Last night, Craig Ferguson announced that he's leaving CBS's "The Late Late Show" when his contract expires at the end of 2014. According to press reports, he contacted CBS management earlier in the day to alert them that he intended to announce his departure, and the network sent out a press release a few hours before the show aired on the East Coast. Ferguson will have completed ten years of hosting the show when he leaves in December.
From the beginning, Ferguson was one of the most unique hosts in U.S. late night television. His monologues are what got early notice--the common style was (and still is) to make a series of jokes about the events of the day, while Ferguson frankly discussed his battles with alcoholism and drug addiction and other personal topics. He makes a show of tearing up the "blue cards" that his producers prepare with information about his guests. The show isn't rehearsed, which sometimes leads to problems but far more often gives Ferguson's show a spontaneity missing from the rest of late night.
Ferguson is also unique for not only how he interviews, but who he interviews. He won a Peabody Award for his interview of Archbishop Desmond Tutu in 2009. He devoted an entire episode of the show to an hour-long one-on-one interview with Stephen Fry without a studio audience in 2010. He also interviewed philosophy professor Jonathan Dancy, and admitted later to Dancy's son (Hugh Dancy, star of NBC's "Hannibal") how intimidated he felt during the interview. Ferguson has interviewed a "Who's Who" of British, Scottish and Irish actors, many of whom are his long-time friends. These interviews are never as rehearsed or forced as the interviews these actors have on other late night shows; instead, they're conversations between two friends catching up with each other.
Ferguson, who's a published novelist ("Between the Bridge and the River") and autobiographer ("American On Purpose"), has interviewed a wide range of authors, including (in 2013 alone) Lawrence Block, Jackie Collins, Michael Connelly, Helen Fielding, Doris Kerns Goodwin, John Green, Philip Kerr, Dennis Lehane, Ben Mezrich, Jo Nesbo, Anna Quindlen, Anne Rice and Jon Ronson. You'd be hard-pressed to find any authors of note on any of the other broadcast networks' late night talk shows.
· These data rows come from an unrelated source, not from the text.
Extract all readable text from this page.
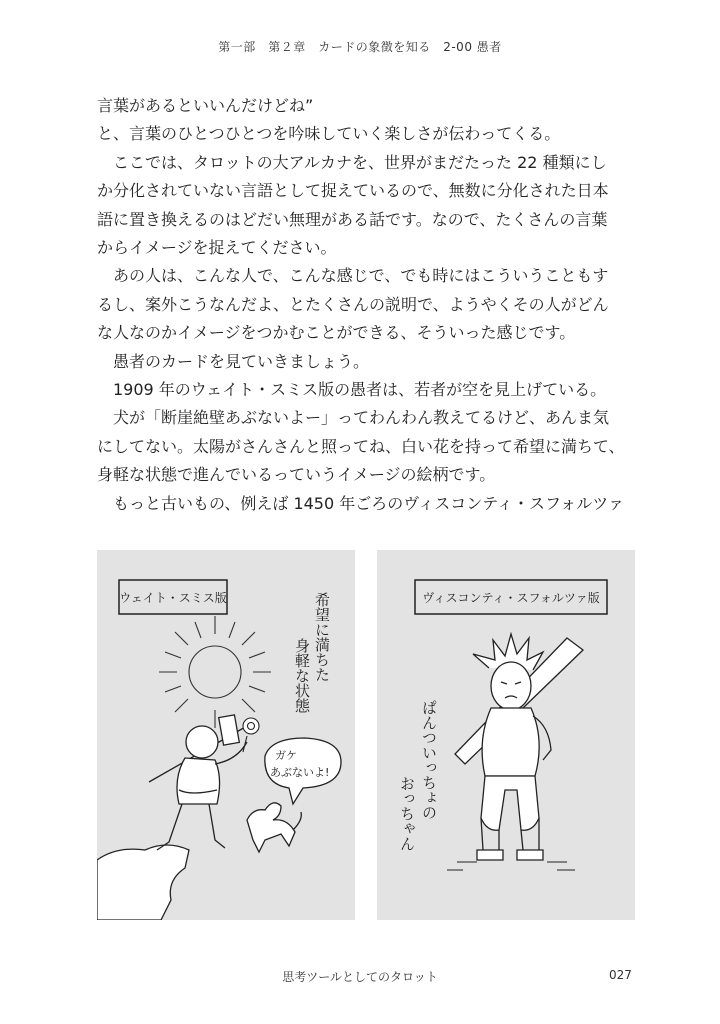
第一部　第２章　カードの象徴を知る　2-00 愚者

言葉があるといいんだけどね”

と、言葉のひとつひとつを吟味していく楽しさが伝わってくる。

ここでは、タロットの大アルカナを、世界がまだたった 22 種類にし

か分化されていない言語として捉えているので、無数に分化された日本

語に置き換えるのはどだい無理がある話です。なので、たくさんの言葉

からイメージを捉えてください。

あの人は、こんな人で、こんな感じで、でも時にはこういうこともす

るし、案外こうなんだよ、とたくさんの説明で、ようやくその人がどん

な人なのかイメージをつかむことができる、そういった感じです。

愚者のカードを見ていきましょう。

1909 年のウェイト・スミス版の愚者は、若者が空を見上げている。

犬が「断崖絶壁あぶないよー」ってわんわん教えてるけど、あんま気

にしてない。太陽がさんさんと照ってね、白い花を持って希望に満ちて、

身軽な状態で進んでいるっていうイメージの絵柄です。

もっと古いもの、例えば 1450 年ごろのヴィスコンティ・スフォルツァ

ウェイト・スミス版	希望に満ちた
身軽な状態
ガケ
あぶないよ!
ヴィスコンティ・スフォルツァ版
ぱんついっちょの
おっちゃん
思考ツールとしてのタロット	027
In his cold open Monday night, Ferguson said that the decision to leave "The Late Late Show" was his, and he had actually planned to leave in 2012 but was persuaded to stay for two more years by CBS's commitment to give him a new, larger studio. Despite the stories that began to swirl around after David Letterman announced his retirement, I take Ferguson at his word. If CBS had discussions with other potential hosts, it was (at least initially) to provide a backup in the event that Ferguson decided not to renew his contract at the end of this year.
I've always compared Craig Ferguson to one of the greatest late night show hosts, Jack Paar. I was very young when Paar hosted "The Tonight Show" (from 1957 to 1962), but what I remember from that time and gained a better appreciation for when I was older was that Paar was both intelligent and risky. You never knew for sure what would happen on Paar's show: In 1960, he left the show for three weeks to protest NBC's censoring of a joke, and he left the show for good two years later. Paar wanted guests with whom he could have interesting conversations, not just guests who had something to plug.
Like Paar, I've expected Ferguson to at some point thank his audience, turn on his heels and walk out of the studio, never to return. As of Monday night, we now know that time will come before the end of the year. When Ferguson leaves, it'll be the end of an era. I'm going to enjoy the remaining eight months with Craig Ferguson, because it's very unlikely that the host who replaces him will be as interesting.